O presidente reforçou que o Brasil continuará defendendo o multilateralismo e buscando novas alianças comerciais. “Posso dizer para vocês que não tem um fundo comercial nisso. É uma necessidade muito grande de destruir uma coisa chamada multilateralismo. É um debate político com teor ideológico”, avaliou.
Três eixos de ação
O Plano Brasil Soberano foi construído a partir de 39 reuniões entre o Comitê Interministerial de Negociações e Contramedidas Econômicas e Comerciais e cerca de 400 representantes de empresas, federações de indústrias, governadores e setores afetados.
No eixo de fortalecimento do setor produtivo, estão previstas linhas de crédito com prioridade para empresas mais dependentes das exportações aos EUA, inclusive pequenas e médias, desde que mantenham o nível de empregos; prorrogação do prazo para exportações sob regime de drawback; diferimento de tributos federais para companhias mais atingidas; facilitação de compras públicas para apoiar produtores rurais e agroindústrias; ampliação das regras de garantia à exportação; e aportes adicionais em fundos garantidores como o FGCE, FGI e FGO.
No eixo de proteção ao trabalhador, será criada a Câmara Nacional de Acompanhamento do Emprego, que monitorará o nível de emprego nas empresas afetadas, fiscalizará acordos trabalhistas, promoverá negociação coletiva e poderá adotar mecanismos emergenciais como lay-off ou suspensão temporária de contratos, dentro da lei.

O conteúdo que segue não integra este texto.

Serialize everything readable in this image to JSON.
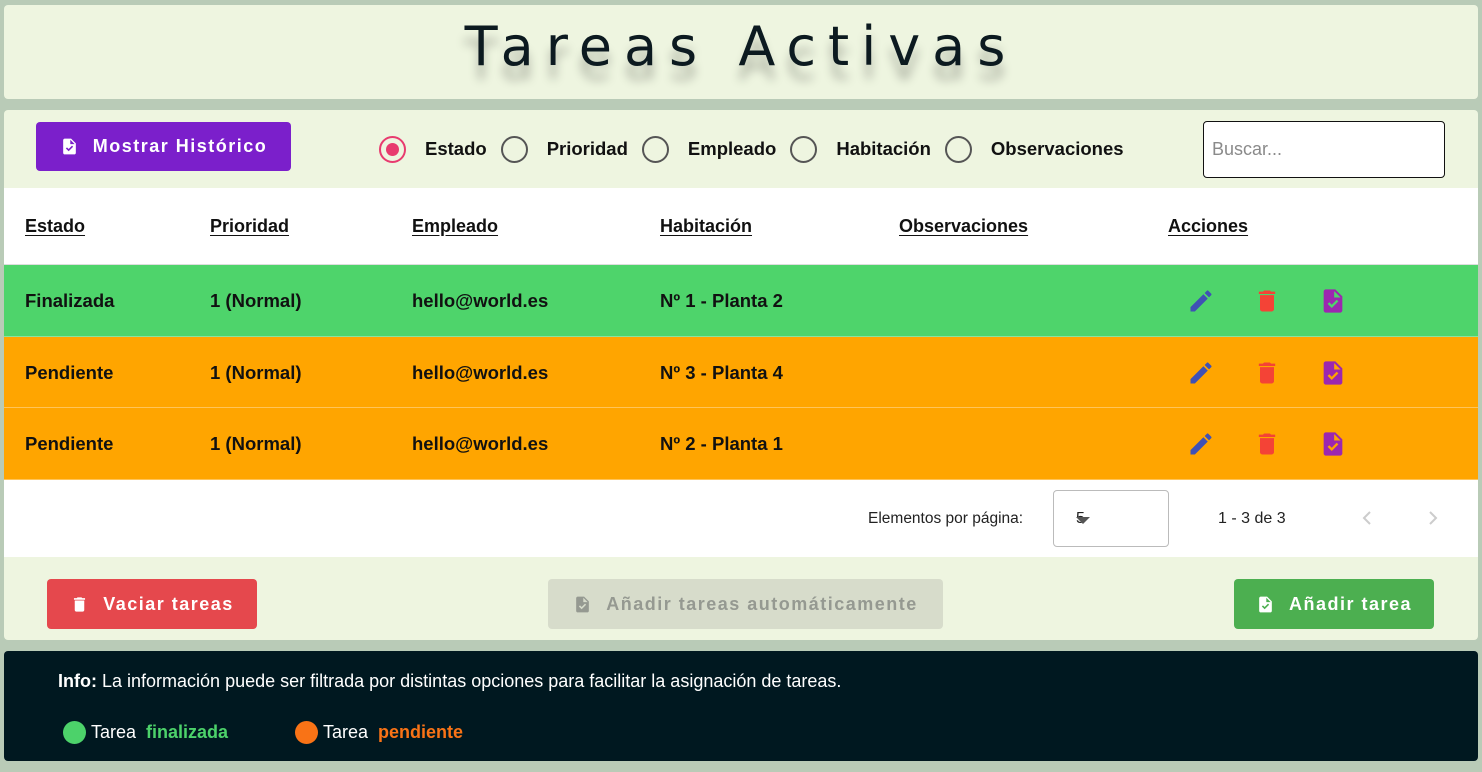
{
  "header": {
    "title": "Tareas Activas"
  },
  "toolbar": {
    "history_button": "Mostrar Histórico",
    "filters": [
      "Estado",
      "Prioridad",
      "Empleado",
      "Habitación",
      "Observaciones"
    ],
    "selected_filter": "Estado",
    "search_placeholder": "Buscar..."
  },
  "table": {
    "columns": [
      "Estado",
      "Prioridad",
      "Empleado",
      "Habitación",
      "Observaciones",
      "Acciones"
    ],
    "rows": [
      {
        "estado": "Finalizada",
        "prioridad": "1 (Normal)",
        "empleado": "hello@world.es",
        "habitacion": "Nº 1 - Planta 2",
        "observaciones": "",
        "status": "done"
      },
      {
        "estado": "Pendiente",
        "prioridad": "1 (Normal)",
        "empleado": "hello@world.es",
        "habitacion": "Nº 3 - Planta 4",
        "observaciones": "",
        "status": "pending"
      },
      {
        "estado": "Pendiente",
        "prioridad": "1 (Normal)",
        "empleado": "hello@world.es",
        "habitacion": "Nº 2 - Planta 1",
        "observaciones": "",
        "status": "pending"
      }
    ],
    "row_actions": [
      "edit-icon",
      "delete-icon",
      "task-done-icon"
    ]
  },
  "paginator": {
    "label": "Elementos por página:",
    "page_size": "5",
    "range": "1 - 3 de 3"
  },
  "footer_buttons": {
    "clear": "Vaciar tareas",
    "auto": "Añadir tareas automáticamente",
    "add": "Añadir tarea"
  },
  "info": {
    "label": "Info:",
    "text": "La información puede ser filtrada por distintas opciones para facilitar la asignación de tareas.",
    "legend": [
      {
        "prefix": "Tarea",
        "word": "finalizada",
        "color": "#4cd26a"
      },
      {
        "prefix": "Tarea",
        "word": "pendiente",
        "color": "#f97316"
      }
    ]
  },
  "colors": {
    "done_row": "#4ed46b",
    "pending_row": "#ffa500",
    "edit_icon": "#3f51b5",
    "delete_icon": "#f44336",
    "done_icon": "#9c27b0",
    "history_button": "#7b1fcb",
    "radio_accent": "#e83b6f"
  }
}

Já o eixo de diplomacia comercial e multilateralismo prevê a ampliação e diversificação de mercados para reduzir a dependência em relação aos EUA. Estão concluídas as negociações com União Europeia e EFTA; em andamento com Emirados Árabes Unidos e Canadá; e em diálogo com Índia e Vietnã. Desde o início do atual governo, 397 novos mercados foram abertos para produtos brasileiros.
Diálogo e firmeza
Lula afirmou que continuará buscando diálogo com Washington, mas não descarta endurecer a postura caso não haja reciprocidade. “Nós não queremos, num primeiro momento, fazer nada que justifique piorar a nossa relação. Estamos tentando aproximar, procurando parceiros. Já falei com Índia, China, Rússia, e vou falar com África do Sul, França e Alemanha. E junto aos Brics, vamos discutir como melhorar a relação entre os países afetados”, declarou.
O presidente também fez questão de lembrar que o Brasil não será substituído de forma passiva nos mercados internacionais. “Se os Estados Unidos não querem comprar, vamos procurar outro país. Vou para a Asean em outubro, e em janeiro vamos fazer um grande evento na Índia, levando pelo menos 500 empresários brasileiros”, disse.
Críticas à justificativa norte-americana
Lula rechaçou as acusações de que o Brasil não respeita direitos humanos ou que o Judiciário age de forma arbitrária. “Ninguém está desrespeitando regras de direitos humanos, como tentam apresentar. Porque os nossos amigos americanos, toda vez que resolvem brigar com alguém, tentam criar uma imagem de demônio contra as pessoas. Aqui no Brasil nós temos um Judiciário autônomo. Isso é democracia elevada à sua quinta potência, coisa que eu não tive quando fui julgado”, disse, lembrando que os julgamentos recentes têm base em provas e depoimentos de participantes da tentativa de golpe de 2022.
O presidente também ironizou o impacto econômico interno nos EUA. “Ontem vi no jornal que o quilo do contrafilé, nos Estados Unidos, está 150 dólares. Não sei que carne é essa, mas estava lá a tabela. Aqui no Brasil, a gente vai continuar assustando muita gente, porque vai continuar melhorando a produção”, afirmou.
Ao encerrar o discurso, Lula reforçou que o país seguirá fortalecendo sua economia e ampliando mercados, seja para exportação ou consumo interno. “Nós temos um mercado interno poderoso, e o que precisamos é explorar nosso potencial. Se outros não quiserem comprar, vamos vender aqui dentro. Nós não merecíamos isso, mas vamos transformar essa crise em oportunidade”, concluiu.